Suite aux nouvelles mesures sanitaires prévues par le gouvernement et la mise en place du pass sanitaire pour certains lieux de la vie sociale en France, mais aussi pour certaines professions recevant du public, de nombreuses questions se posent quant aux pouvoirs des employeurs concernant d’éventuelles impositions de vaccin ou de pass sanitaire à leurs salariés.

Cependant, la crise sanitaire et les mesures exceptionnellement coercitives prises par le gouvernement n’autorisent pas n’importe qui à prendre toute mesure sanitaire qui lui semblerait appropriée pour sa structure, de façon arbitraire, sans considération des droits individuels et parfois de manière disproportionnée.

Ainsi, il nous parait important de répondre à certaines interrogations qui peuvent se poser face aux comportements de plusieurs employeurs dans le cadre de cette crise.

 

  • L’employeur peut-il demander à ses salariés la preuve de leur vaccination anti-covid ?

La loi du 5 août 2021 autorise l’employeur à demander la preuve de leur vaccination aux salariés concernés par l’obligation vaccinale. Les professions qui sont concernées par cette obligation sont listées dans cette loi.

Il s’agit ici d’une exception à la règle.

En effet, si votre entreprise ne rentre pas dans la liste des professions mentionnée ci-dessus, votre employeur ne peut pas demander une quelconque preuve de votre vaccin, même si la réponse est sur la base du volontariat. On revient à la règle de base qui prévoit que cette information est une donnée médicale individuelle relevant du secret médical à laquelle l’employeur ne peut pas avoir accès et sur laquelle il ne peut pas poser de questions aux salariés (droit au secret médical : article L1110-4 du code de la santé publique).

Il en va de même pour un éventuel pass sanitaire dont l’exigence ne serait pas imposée pour une profession.

Cela règle également la question d’un éventuel licenciement pour non-vaccination. L’article 1 de la loi punit d’ailleurs d’un an d’emprisonnement et de 45 000 € d’amende le fait d’exiger la présentation d’un pass sanitaire en dehors des cas listés par la loi.

 

  • L’employeur peut-il contraindre les salariés non-vaccinés à demeurer en télétravail à 100% et permettre aux vaccinés de venir travailler sur site ?

En plus de l’impossibilité juridique, exposée au paragraphe précédent, d’obtenir la preuve de leur vaccination par les salariés, on distingue deux problématiques dans ce système que souhaiteraient mettre en place certains employeurs.

  • Premier problème : Si l’employeur décide de n’autoriser que les salariés vaccinés à travailler sur site et qu’il supprime donc les gestes barrières pour ces derniers, il ne respecte pas son obligation de sécurité générale (L4121-1) qui doit porter sur tous les salariés. En effet, il se décharge de la responsabilité de la prévention primaire du risque de contamination pour la faire peser sur les salariés directement. Ce serait à eux de choisir de s’appliquer ou non la mesure de prévention que constitue le vaccin et/ou de respecter les gestes barrières.
  • Deuxième problème : Interdire aux salariés non-vaccinés de se rendre sur site alors que les salariés vaccinés en ont la possibilité constitue tout simplement une discrimination sur la base de l’état de santé, allant à l’encontre de l’article L1132-1 du code du travail (principe de non-discrimination).

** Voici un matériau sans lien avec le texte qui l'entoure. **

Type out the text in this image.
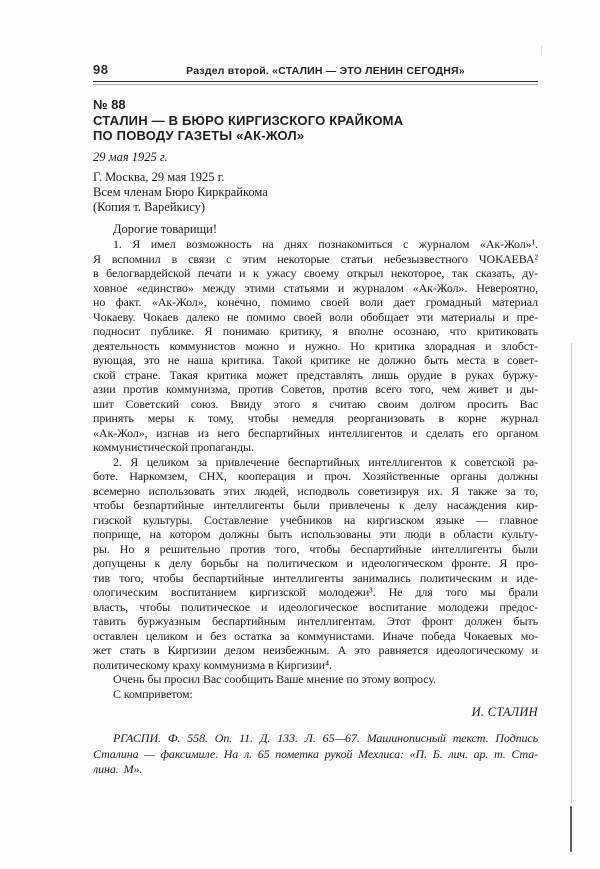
98	Раздел второй. «СТАЛИН — ЭТО ЛЕНИН СЕГОДНЯ»
№ 88
СТАЛИН — В БЮРО КИРГИЗСКОГО КРАЙКОМА
ПО ПОВОДУ ГАЗЕТЫ «АК-ЖОЛ»
29 мая 1925 г.
Г. Москва, 29 мая 1925 г.
Всем членам Бюро Киркрайкома
(Копия т. Варейкису)
Дорогие товарищи!
1. Я имел возможность на днях познакомиться с журналом «Ак-Жол»¹.
Я вспомнил в связи с этим некоторые статьи небезызвестного ЧОКАЕВА²
в белогвардейской печати и к ужасу своему открыл некоторое, так сказать, ду-
ховное «единство» между этими статьями и журналом «Ак-Жол». Невероятно,
но факт. «Ак-Жол», конечно, помимо своей воли дает громадный материал
Чокаеву. Чокаев далеко не помимо своей воли обобщает эти материалы и пре-
подносит публике. Я понимаю критику, я вполне осознаю, что критиковать
деятельность коммунистов можно и нужно. Но критика злорадная и злобст-
вующая, это не наша критика. Такой критике не должно быть места в совет-
ской стране. Такая критика может представлять лишь орудие в руках буржу-
азии против коммунизма, против Советов, против всего того, чем живет и ды-
шит Советский союз. Ввиду этого я считаю своим долгом просить Вас
принять меры к тому, чтобы немедля реорганизовать в корне журнал
«Ак-Жол», изгнав из него беспартийных интеллигентов и сделать его органом
коммунистической пропаганды.
2. Я целиком за привлечение беспартийных интеллигентов к советской ра-
боте. Наркомзем, СНХ, кооперация и проч. Хозяйственные органы должны
всемерно использовать этих людей, исподволь советизируя их. Я также за то,
чтобы безпартийные интеллигенты были привлечены к делу насаждения кир-
гизской культуры. Составление учебников на киргизском языке — главное
поприще, на котором должны быть использованы эти люди в области культу-
ры. Но я решительно против того, чтобы беспартийные интеллигенты были
допущены к делу борьбы на политическом и идеологическом фронте. Я про-
тив того, чтобы беспартийные интеллигенты занимались политическим и иде-
ологическим воспитанием киргизской молодежи³. Не для того мы брали
власть, чтобы политическое и идеологическое воспитание молодежи предос-
тавить буржуазным беспартийным интеллигентам. Этот фронт должен быть
оставлен целиком и без остатка за коммунистами. Иначе победа Чокаевых мо-
жет стать в Киргизии делом неизбежным. А это равняется идеологическому и
политическому краху коммунизма в Киргизии⁴.
Очень бы просил Вас сообщить Ваше мнение по этому вопросу.
С комприветом:
И. СТАЛИН
РГАСПИ. Ф. 558. Оп. 11. Д. 133. Л. 65—67. Машинописный текст. Подпись
Сталина — факсимиле. На л. 65 пометка рукой Мехлиса: «П. Б. лич. ар. т. Ста-
лина. М».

De toute évidence, ce système n’est pas possible et le Comité Social et Economique doit être vigilent aux « plans de transition » proposés par certains employeurs.

 

  • Comment le CSE peut-il agir face à un projet comme celui-là ?

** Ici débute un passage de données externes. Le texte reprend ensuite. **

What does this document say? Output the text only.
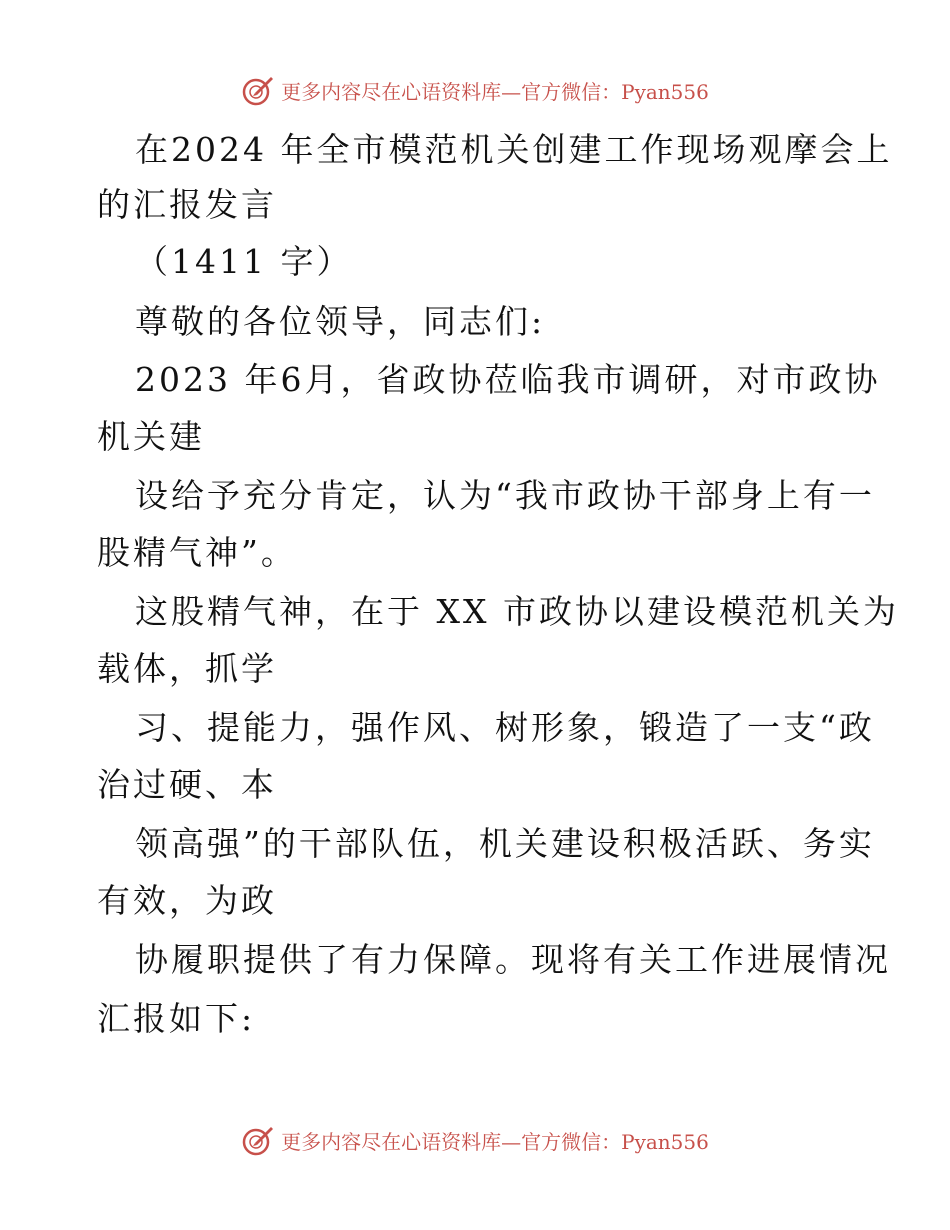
更多内容尽在心语资料库—官方微信：Pyan556
在2024 年全市模范机关创建工作现场观摩会上
的汇报发言
（1411 字）
尊敬的各位领导，同志们:
2023 年6月，省政协莅临我市调研，对市政协
机关建
设给予充分肯定，认为“我市政协干部身上有一
股精气神”。
这股精气神，在于 XX 市政协以建设模范机关为
载体，抓学
习、提能力，强作风、树形象，锻造了一支“政
治过硬、本
领高强”的干部队伍，机关建设积极活跃、务实
有效，为政
协履职提供了有力保障。现将有关工作进展情况
汇报如下:
更多内容尽在心语资料库—官方微信：Pyan556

Tout d’abord, le CSE doit s’assurer que l’employeur le consulte sur son projet car il s’agit objectivement d’un aménagement important qui modifie les conditions de travail des salariés (article L2312-8 du code du travail : thématique de consultation obligatoire).

Si l’employeur consulte le CSE sur un tel projet, mais qu’il apparait clairement qu’il a dans tous les cas l’intention de le mettre en œuvre, les élus pourront alors décider en séance de voter le déclenchement d’une expertise pour projet important modifiant les conditions de travail, et de désigner un cabinet d’expert habilité.

Si l’employeur consulte le CSE et n’a pas encore pris sa décision, l’avis des élus pourra reprendre les arguments juridiques exposés plus haut. Si la direction décide de passer outre ces arguments, le CSE aura toujours la possibilité de saisir l’inspection du travail pour non-respect des droits des salariés en matière de secret médical et discrimination sur la base de l’état de santé.